An operator has withdrawn its fourth application in four years for a waste treatment or energy facility on an Oxfordshire landfill site.
FCC Environment said it had withdrawn an application to build an anaerobic digestion facility at its Sutton Courtenay landfill after planning officials recommended councillors refuse permission.
The firm proposed a 10,000 tonne AD facility to process crops grown on former landfill, but officials at the Vale of White Horse District Council said FCC had failed to prove an overriding need for an industrial operation in a rural area.
Officials said the facility would harm the open character and appearance of the countryside and was contrary to local planning policies.
A spokesman for FCC said the firm was disappointed by the outcome as it had worked to specifically address concerns raised by a previous application refusal.
He added: “We are now reviewing our options and will inform the local community and other interested parties of our plans in due course.”

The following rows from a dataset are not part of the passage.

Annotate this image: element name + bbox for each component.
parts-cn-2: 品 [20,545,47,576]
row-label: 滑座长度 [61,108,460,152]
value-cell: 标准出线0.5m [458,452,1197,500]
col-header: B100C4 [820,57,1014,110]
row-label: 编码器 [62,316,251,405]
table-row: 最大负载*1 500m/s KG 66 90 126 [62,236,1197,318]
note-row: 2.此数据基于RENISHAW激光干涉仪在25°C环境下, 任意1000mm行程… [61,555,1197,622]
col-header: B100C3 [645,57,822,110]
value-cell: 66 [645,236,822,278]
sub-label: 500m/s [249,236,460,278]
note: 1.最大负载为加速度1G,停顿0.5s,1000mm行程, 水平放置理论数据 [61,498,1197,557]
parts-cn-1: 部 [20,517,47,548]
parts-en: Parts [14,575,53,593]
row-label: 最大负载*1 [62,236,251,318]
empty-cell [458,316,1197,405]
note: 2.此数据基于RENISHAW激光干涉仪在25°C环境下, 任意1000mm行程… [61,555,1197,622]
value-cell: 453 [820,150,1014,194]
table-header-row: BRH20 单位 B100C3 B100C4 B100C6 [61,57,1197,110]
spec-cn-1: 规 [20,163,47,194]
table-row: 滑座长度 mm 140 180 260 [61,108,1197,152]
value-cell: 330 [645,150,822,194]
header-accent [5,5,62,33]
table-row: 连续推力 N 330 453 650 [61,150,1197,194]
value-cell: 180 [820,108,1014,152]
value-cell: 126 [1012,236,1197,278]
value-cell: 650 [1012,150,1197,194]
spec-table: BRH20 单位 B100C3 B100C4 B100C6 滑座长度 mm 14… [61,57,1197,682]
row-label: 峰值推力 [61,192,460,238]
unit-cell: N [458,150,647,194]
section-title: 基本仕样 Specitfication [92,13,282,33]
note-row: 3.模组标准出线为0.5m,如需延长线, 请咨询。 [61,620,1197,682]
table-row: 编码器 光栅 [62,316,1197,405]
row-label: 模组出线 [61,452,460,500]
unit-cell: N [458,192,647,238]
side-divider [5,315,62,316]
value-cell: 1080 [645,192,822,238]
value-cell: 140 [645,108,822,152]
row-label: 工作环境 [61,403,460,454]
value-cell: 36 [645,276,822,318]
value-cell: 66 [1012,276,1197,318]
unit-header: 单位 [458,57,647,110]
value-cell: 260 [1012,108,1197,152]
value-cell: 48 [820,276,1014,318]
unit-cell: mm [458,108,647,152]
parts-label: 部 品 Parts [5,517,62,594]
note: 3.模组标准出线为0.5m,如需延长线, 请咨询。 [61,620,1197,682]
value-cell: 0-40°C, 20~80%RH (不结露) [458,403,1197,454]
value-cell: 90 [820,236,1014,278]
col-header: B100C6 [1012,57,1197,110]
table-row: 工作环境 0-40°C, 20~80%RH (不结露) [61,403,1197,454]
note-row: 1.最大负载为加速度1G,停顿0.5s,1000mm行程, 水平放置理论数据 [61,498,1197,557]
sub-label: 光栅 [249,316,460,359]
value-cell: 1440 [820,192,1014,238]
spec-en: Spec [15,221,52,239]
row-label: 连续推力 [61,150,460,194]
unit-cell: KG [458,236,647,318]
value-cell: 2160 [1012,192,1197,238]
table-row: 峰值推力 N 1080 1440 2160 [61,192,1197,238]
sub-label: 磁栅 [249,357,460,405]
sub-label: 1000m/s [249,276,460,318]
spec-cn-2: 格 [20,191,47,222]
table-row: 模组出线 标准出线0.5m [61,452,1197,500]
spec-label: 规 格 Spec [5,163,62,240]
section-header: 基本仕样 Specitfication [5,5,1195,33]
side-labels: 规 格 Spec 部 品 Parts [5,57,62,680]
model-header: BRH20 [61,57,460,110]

Planning documents show an application to build an AD plant on the site was withdrawn after similar objections in 2012.
In 2011 the council rejected an application for a 220,000 tonne MBT plant to produce solid recovered fuel because it would “represent a large building in the open countryside”.
An application to build an EfW incinerator at the site was also thrown out for similar reasons in 2009.
According to the Environment Agency website, FCC’s existing composting facility at the site received “numerous complaints from local residents about the smells” during last summer and has received EA advice and guidance on improving the operation.
Construction is also underway of a MRF on the Sutton Courtenay site. Since FCC Environment was created from the merger of WRG Group and Focsa Services last year, part of the company’s strategy has focused on utilising its landfill assets to build waste infrastructure.